Two French women were also missing, including one who called the owner of the guest house where she was staying on Friday to ask for help, according to the Reuters news agency. Ilias Gavanas, the guesthouse owner, told Reuters the woman sent him a selfie and a message early Friday morning saying she had fallen.

A member of a search team walks away from Agia Marina in Symi, Greece, where a body was discovered during a search for British TV doctor Michael Mosley, after he disappeared while in vacation, in an archive photo from June 9, 2024.

Yui Mok/PA Images/Getty

He told Reuters he responded to her in French and English, asking her to provide his location and urging her to call the European emergency number 112. He said he also alerted local police.

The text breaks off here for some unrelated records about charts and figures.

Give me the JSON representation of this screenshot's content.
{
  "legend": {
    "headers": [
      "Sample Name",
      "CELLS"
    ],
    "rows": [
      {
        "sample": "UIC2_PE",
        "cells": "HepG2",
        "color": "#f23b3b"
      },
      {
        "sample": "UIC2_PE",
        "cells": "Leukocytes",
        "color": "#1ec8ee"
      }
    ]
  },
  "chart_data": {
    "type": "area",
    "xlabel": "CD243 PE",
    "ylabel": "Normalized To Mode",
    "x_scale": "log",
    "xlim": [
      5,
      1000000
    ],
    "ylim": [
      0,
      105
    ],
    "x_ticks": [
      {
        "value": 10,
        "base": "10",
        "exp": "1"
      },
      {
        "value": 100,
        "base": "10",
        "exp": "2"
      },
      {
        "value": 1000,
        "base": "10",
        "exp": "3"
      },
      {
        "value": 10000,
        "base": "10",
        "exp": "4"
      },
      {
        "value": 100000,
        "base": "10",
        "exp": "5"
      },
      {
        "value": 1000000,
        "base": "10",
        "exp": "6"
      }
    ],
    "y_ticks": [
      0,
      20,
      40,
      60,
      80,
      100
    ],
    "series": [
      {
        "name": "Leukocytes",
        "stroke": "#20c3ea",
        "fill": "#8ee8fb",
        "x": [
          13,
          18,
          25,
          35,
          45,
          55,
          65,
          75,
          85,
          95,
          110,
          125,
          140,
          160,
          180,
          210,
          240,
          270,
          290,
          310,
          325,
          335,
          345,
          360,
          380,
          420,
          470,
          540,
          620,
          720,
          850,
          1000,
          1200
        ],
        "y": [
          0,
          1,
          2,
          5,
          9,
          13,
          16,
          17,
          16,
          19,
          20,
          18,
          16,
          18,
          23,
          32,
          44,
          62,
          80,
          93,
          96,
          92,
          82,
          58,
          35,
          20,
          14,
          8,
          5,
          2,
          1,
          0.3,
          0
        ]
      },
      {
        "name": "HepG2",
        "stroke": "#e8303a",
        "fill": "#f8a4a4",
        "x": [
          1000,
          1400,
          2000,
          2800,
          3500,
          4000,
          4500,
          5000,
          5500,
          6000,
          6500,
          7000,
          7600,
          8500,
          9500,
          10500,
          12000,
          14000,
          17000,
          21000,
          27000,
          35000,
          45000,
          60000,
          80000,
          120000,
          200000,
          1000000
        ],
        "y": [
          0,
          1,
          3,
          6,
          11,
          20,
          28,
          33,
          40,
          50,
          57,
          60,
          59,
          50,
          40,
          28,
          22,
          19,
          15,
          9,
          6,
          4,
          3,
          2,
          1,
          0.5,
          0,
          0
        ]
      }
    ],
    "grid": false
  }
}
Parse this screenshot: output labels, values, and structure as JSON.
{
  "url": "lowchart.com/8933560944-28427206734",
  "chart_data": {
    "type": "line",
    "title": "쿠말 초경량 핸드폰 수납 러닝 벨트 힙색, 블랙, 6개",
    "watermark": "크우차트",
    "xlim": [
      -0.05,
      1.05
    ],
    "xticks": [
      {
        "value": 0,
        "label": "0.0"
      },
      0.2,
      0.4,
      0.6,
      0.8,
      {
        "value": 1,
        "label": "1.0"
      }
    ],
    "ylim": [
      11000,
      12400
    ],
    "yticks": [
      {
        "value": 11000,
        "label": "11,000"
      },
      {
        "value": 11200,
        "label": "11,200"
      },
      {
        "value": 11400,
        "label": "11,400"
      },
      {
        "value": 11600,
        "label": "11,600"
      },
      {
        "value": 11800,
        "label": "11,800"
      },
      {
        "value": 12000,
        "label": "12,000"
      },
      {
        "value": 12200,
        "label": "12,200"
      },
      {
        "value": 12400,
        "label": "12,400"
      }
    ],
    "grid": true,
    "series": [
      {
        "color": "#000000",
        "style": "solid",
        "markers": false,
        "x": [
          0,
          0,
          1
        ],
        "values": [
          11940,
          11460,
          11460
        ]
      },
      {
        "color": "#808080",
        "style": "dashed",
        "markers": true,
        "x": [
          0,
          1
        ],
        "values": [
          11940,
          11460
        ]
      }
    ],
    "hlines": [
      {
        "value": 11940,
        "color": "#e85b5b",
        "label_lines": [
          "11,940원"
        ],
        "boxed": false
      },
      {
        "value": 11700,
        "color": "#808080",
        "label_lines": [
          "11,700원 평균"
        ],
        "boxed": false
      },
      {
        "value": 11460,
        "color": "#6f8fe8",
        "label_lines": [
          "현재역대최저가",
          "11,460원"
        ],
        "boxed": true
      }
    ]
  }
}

A Greek relief operations official said tourists appeared unaware of the risks they face walking in extreme heat.

“We saw some [of tourists] walk a trail in 41C [105.8F] without a hat,” Dimitris Katatzis told local media, according to the British Independent newspaper. “It defies logic.”

Greece has seen extreme temperatures arrive earlier than ever this year during its summer season, according to meteorologist Panos Giannopoulos.

“This heat wave will go down in history. In the 20th century, we never had a heat wave before June 19. We had several in the 21st century, but none before June 15,” Giannopoulos said on the Greek public television channel ERT.

Tourists are seen at a viewing site under the ruins of the ancient Acropolis, during high temperatures in Athens, Greece, June 13, 2024.

Nikolas Kokovlis/NurPhoto/Getty

The heat has prompted government warnings, and last week the Acropolis and other tourist attractions were closed as winds from North Africa pushed temperatures in Athens to around 109 degrees Fahrenheit . Schools and daycares were also closed and firefighters remained on alert to respond to any fires.

“The early start of heatwaves, combined with a dry winter, led to a very difficult fire season,” said Vassilis Kikilias, Greece’s Minister of Climate Crisis and Civil Protection, according to the Independent newspaper.

High temperatures hit Greece after a European climate monitoring body, the Copernicus programme, said 2023 data showed the continent had experienced a record number of days of “extreme heat stress”, meaning that temperatures were around 114 degrees Fahrenheit or higher.

Copernicus said heat-related mortality in Europe had increased by around 30% over the past two decades.